Graduate of the National Agronomic Institute Paris-Grigon (NAI-PG), Carl Azoury specializes in the 3rd year in computer science and joined the company Ingenia in 1996, leader in object-oriented programming and Smalltalk. Then, in 1999 and for 7 years, he joined the Sysdeo Company as a technical architect on the new Java technologies. In 2006, he established the Zenika Company with the ambition to create a company in which he would like to be as an IT consultant. After a first year in London as a technical architect, Carl Azoury goes through several activities as the growth of Zenika (consultant, trainer, HR, finance, marketing, sales, and strategic partnerships) and offers innovative concepts in France discovered during his year in London. Today, CEO of Zenika, chief Enabler Officer, according to his definition of a President, Carl Azoury is very concerned with entrepreneurship and corporate culture. As such, he meets other entrepreneurs via Startup programs, the CCIP and the competitiveness cluster System@tic.

Frank Celler

As head of Dr. Celler Cologne Lectures, Frank Celler is the host of the NoSQL matters conference series as well as of the NoSQL Cologne User Group. Since 20 years he is working in the field of software business and entered the world of NoSQL more than 13 years ago. Working for different companies he early discovered the potential of high-performance databases.

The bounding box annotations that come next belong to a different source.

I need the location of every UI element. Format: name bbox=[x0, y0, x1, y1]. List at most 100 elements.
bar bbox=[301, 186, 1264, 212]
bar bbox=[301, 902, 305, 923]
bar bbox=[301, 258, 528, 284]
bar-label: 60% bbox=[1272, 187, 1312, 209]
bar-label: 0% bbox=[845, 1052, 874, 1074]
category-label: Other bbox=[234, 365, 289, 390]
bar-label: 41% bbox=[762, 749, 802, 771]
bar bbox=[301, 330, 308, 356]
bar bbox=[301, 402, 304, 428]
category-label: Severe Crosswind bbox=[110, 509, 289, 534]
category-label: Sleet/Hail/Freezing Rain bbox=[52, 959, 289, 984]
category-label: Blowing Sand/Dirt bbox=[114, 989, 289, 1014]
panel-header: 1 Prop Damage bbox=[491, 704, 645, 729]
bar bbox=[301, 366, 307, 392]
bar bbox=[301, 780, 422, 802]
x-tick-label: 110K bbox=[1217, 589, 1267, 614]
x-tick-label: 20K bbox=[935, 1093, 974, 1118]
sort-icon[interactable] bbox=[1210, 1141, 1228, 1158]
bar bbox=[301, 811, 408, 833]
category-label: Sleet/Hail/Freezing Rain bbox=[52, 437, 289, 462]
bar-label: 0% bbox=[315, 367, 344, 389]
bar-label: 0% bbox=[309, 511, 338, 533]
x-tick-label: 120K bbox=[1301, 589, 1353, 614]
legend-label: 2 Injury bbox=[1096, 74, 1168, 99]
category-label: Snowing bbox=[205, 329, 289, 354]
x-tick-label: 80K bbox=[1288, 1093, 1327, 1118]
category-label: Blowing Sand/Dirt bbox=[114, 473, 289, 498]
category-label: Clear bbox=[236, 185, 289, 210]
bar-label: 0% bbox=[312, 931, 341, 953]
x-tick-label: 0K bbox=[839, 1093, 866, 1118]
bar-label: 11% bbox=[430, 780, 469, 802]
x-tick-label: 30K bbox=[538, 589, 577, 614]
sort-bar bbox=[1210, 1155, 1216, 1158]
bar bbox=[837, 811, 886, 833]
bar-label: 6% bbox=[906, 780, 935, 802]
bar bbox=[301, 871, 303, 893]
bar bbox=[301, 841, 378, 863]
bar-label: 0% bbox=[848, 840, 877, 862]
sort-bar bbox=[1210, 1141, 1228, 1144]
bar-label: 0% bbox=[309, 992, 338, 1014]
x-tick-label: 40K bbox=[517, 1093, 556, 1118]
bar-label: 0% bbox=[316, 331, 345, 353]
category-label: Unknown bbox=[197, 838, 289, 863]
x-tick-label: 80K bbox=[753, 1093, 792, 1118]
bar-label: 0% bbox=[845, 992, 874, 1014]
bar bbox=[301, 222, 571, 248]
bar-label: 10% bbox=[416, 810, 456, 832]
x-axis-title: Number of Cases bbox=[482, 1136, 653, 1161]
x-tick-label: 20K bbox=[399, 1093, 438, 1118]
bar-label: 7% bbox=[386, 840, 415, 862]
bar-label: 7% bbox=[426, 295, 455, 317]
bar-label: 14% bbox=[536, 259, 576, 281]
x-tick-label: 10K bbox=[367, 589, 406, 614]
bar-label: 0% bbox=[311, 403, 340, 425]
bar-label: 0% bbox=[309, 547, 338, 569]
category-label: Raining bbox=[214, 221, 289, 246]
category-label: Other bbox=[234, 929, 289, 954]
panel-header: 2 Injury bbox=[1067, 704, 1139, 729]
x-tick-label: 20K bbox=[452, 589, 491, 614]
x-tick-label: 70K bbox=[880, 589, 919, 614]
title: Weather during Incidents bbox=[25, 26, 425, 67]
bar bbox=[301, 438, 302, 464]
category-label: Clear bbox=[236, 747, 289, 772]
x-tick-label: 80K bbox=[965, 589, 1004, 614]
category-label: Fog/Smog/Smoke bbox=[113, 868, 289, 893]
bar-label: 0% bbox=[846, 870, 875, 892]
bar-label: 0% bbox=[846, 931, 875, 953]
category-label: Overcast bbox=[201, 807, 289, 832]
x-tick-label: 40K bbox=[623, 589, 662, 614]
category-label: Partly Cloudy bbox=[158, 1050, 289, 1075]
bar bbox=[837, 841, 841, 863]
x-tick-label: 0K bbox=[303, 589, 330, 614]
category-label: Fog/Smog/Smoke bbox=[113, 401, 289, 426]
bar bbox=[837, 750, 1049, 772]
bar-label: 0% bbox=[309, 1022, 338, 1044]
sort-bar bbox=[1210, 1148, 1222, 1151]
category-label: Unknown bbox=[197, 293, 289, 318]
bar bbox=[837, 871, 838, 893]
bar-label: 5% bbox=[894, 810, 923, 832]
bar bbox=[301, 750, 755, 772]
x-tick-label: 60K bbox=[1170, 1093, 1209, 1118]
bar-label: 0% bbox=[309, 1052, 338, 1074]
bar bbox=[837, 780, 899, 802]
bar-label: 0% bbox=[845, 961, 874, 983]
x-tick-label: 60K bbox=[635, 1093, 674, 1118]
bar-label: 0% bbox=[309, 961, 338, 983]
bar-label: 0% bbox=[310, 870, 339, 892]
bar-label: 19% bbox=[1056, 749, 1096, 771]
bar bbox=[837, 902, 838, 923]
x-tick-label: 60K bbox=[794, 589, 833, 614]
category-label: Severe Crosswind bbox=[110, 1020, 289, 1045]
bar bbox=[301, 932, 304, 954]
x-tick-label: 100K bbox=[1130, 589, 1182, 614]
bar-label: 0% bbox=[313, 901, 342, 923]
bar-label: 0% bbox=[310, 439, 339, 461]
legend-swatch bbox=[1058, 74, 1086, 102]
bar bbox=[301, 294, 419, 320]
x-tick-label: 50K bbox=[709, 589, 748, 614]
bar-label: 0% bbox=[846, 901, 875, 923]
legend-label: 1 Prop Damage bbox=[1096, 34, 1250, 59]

Today he is passionate about promoting the importance of NoSQL to the world. Together with Stefan Edlich and Marc Planagumà, he chairs the NoSQL matters 2014 program committee to select the finest talks for the conference’s agenda.

Olaf Bachmann

Olaf Bachmann is Engineering Director at Google responsible for Ads Traffic Quality. He has learned the hard way that efficient analysis of really BIG data is key to stay ahead in the arms-race with the spammers. Unfortunately, the standard Google tools were not powerful enough for those needs. So, his teams set out to build their own highly distributed data-analysis tools over the years that pushed out the boundaries on efficiency and usability by orders of magnitudes.